Pero no sé. Tal vez ahora ya no se aprenda ni en el camino de la escuela ni en la escuela.



viernes, 1 de marzo de 2013

El guardián de la reina


En el barrio, aunque pobres, éramos monárquicos. Nadie en el barrio tenía una sola razón para explicar por qué preferíamos la monarquía a la república.

Pero no cualquier monarquía; de ninguna manera la de los Habsburgo, de triste memoria en nuestro país, pues en el barrio cantábamos Adiós Mamá Carlota, narices de pelota, con el debido respeto a don Vicente Riva Palacio y a la propia Carlota, que tuvo la buena suerte de sobrevivir al Imperio Austro-Húngaro sin que nadie le diera esa última noticia del Imperio.

En el barrio, a pesar de Franco y la Pasionaria, éramos monárquicos. Juan Carlos I de Borbón recuperó la corona perdida en la lejanía de la dictadura de Primo de Rivera y del democrático triunfo republicano de 1931. El rey Juan Carlos nos cayó bien, aunque en la escuela aprendimos que el poder tiene su origen en la voluntad popular y no en la divinidad, y menos en la sangre sospechosa de los Borbón, pues más adelante, gracias a los libros, nos enteramos de los enredos amorosos de Cristina de Borbón, la viuda de Fernando VII, al que los insurgentes de Hidalgo vitorearon en Dolores y durante el trágico recorrido independentista cuyo desenlace fue melodramático, pues se sabe de cierto que Hidalgo fue ejecutado tres o cuatro veces en Chihuahua.

Mi amigo Mateo Santiago justificaba a Isabel II de Borbón. Argumentaba que el rey consorte, Francisco de Asís, lo apodaban “Paquita” (las razones eran obvias), en una época en que a nadie le pasaba por la cabeza el derecho de preferencia sexual y menos el matrimonio entre personas del mismo sexo. En su época, sin embargo, Monseñor Brunelli, representante en España del siniestro Papa Pio IX, informó que la reina Isabel II era una ninfómana. Algunos escritores menos ásperos pero más agudos la llamaban “Mesalina”.

¿Y qué decir de la reina María Luisa de Parma, a la que Espronceda llamó “impura prostituta”? Si hasta el mismísimo Alfonso XII no fue hijo de su padre, pero a su favor debemos abonar la alta probabilidad de que sí haya sido padre de su hijo, Alfonso XIII, a quien las elecciones municipales de 1931 que votaron la República lo mandaron a paseo.

Creo que la nobleza española haría bien en considerar su pelaje aristocrático en la línea recta que les viene de Manuel Godoy y María Luisa de Parma, esposa de Carlos IV. En la confesión sacramental de María Luisa reconoce que ninguno de sus hijos lo era del rey, y por lo tanto no fue gratuito que Fernando VII repudiara a sus padres y, de modo corajudo, a Manuel Godoy.

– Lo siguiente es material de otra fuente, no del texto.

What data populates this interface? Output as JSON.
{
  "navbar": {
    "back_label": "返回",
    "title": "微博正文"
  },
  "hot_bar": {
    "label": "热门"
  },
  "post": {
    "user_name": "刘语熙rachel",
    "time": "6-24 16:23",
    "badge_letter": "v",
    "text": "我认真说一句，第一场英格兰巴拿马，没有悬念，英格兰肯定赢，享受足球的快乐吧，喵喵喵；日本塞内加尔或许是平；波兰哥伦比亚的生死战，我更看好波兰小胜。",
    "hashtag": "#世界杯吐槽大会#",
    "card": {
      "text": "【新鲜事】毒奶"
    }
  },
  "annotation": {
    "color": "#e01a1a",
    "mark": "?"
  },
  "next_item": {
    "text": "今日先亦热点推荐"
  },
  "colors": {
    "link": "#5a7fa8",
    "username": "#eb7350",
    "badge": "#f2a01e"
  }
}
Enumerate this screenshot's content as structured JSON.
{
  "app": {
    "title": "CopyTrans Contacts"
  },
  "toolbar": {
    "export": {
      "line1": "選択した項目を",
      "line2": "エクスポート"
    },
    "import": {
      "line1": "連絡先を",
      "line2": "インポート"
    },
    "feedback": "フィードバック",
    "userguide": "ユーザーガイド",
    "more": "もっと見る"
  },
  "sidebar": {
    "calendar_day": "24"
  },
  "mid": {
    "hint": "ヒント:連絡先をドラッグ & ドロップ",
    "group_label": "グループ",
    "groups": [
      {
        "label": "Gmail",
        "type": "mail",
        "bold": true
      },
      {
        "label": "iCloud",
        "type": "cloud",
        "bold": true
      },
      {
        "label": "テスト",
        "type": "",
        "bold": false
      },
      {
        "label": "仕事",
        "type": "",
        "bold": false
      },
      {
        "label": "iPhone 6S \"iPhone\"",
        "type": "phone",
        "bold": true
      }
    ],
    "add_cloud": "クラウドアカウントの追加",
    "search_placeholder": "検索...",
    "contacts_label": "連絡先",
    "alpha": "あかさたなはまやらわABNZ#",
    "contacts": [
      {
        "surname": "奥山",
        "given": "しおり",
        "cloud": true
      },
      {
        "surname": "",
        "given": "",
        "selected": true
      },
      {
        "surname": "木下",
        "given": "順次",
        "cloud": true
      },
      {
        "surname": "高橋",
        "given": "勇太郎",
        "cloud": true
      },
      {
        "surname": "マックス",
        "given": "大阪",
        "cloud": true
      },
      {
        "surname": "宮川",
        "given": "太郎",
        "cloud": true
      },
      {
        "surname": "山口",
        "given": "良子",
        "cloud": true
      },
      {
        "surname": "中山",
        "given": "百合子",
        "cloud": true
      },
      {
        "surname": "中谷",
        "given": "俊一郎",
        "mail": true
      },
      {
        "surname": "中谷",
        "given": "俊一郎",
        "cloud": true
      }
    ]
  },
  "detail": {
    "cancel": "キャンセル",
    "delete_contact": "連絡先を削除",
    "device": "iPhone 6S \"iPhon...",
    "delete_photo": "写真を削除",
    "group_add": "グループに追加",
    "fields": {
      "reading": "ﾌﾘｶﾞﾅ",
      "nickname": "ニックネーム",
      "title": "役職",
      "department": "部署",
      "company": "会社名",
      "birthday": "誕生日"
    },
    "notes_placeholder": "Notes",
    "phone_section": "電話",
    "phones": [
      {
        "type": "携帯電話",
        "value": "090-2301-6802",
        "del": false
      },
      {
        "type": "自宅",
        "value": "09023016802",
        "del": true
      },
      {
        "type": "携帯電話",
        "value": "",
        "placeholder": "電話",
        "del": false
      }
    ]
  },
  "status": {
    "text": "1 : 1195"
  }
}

Así pues, la monarquía a la que le teníamos aprecio en el barrio no era de los Habsburgo y menos de los Borbón.

El espíritu monárquico llegó al barrio una tarde calurosa de mayo. Un vagabundo (ya se sabe: desarrapado, sucio, de barba y cabellos de pelambre grisáceo) se instaló en la calle principal y durante el resto de su vida (más de veinte años) instaló su hogar en torno a un poste de concreto de la CFE. El vagabundo vio el enorme transformador y durante muchos años no le quitó la vista de encima.

El vagabundo hablaba poco, casi nada. Decía que el transformador era el tesoro de la reina de Inglaterra y que él había sido nombrado el Guardián de la reina, misión que debía cumplir escrupulosamente. Y así lo hizo, excepto pocas ocasiones en que las lluvias torrenciales lo obligaban a incumplir su muy alta dignidad y refugiarse en la casa de algún vecino que lo invitaba a pasar para protegerlo de los aguaceros.

Una vez que la tormenta amainaba, el Guardián de la reina tomaba sus zarrapastros y regresaba al poste a fijar su mirada en el tesoro de la reina.

Los vecinos le llevábamos comida, agua, refrescos, semas con nata fresca, acelgas enchiladas con costillitas de puerco, frijoles de la olla, caldo de res sin res, un dulce de leche de los que vendía el charro en una vitrinilla transparente donde también se veían gelatinas de varios colores. Al Guardián de la reina nunca le faltó que comer. Era nuestro vecino y en poco tiempo se volvió nuestro protegido, una especie de patrimonio cultural del barrio.

Un mediodía de varios años después de su llegada, se acercó al Guardián de la reina un vehículo de lujo. Entre tres hombretones lo sujetaron y lo subieron al coche. Un grupo de vecinas salió corriendo a defenderlo, pero no pudieron impedir el secuestro. Una dama elegante descendió del asiento trasero del vehículo y explicó que venían de Pachuca, que el vagabundo era de una buena familia de esa ciudad y que era un pariente muy cercano.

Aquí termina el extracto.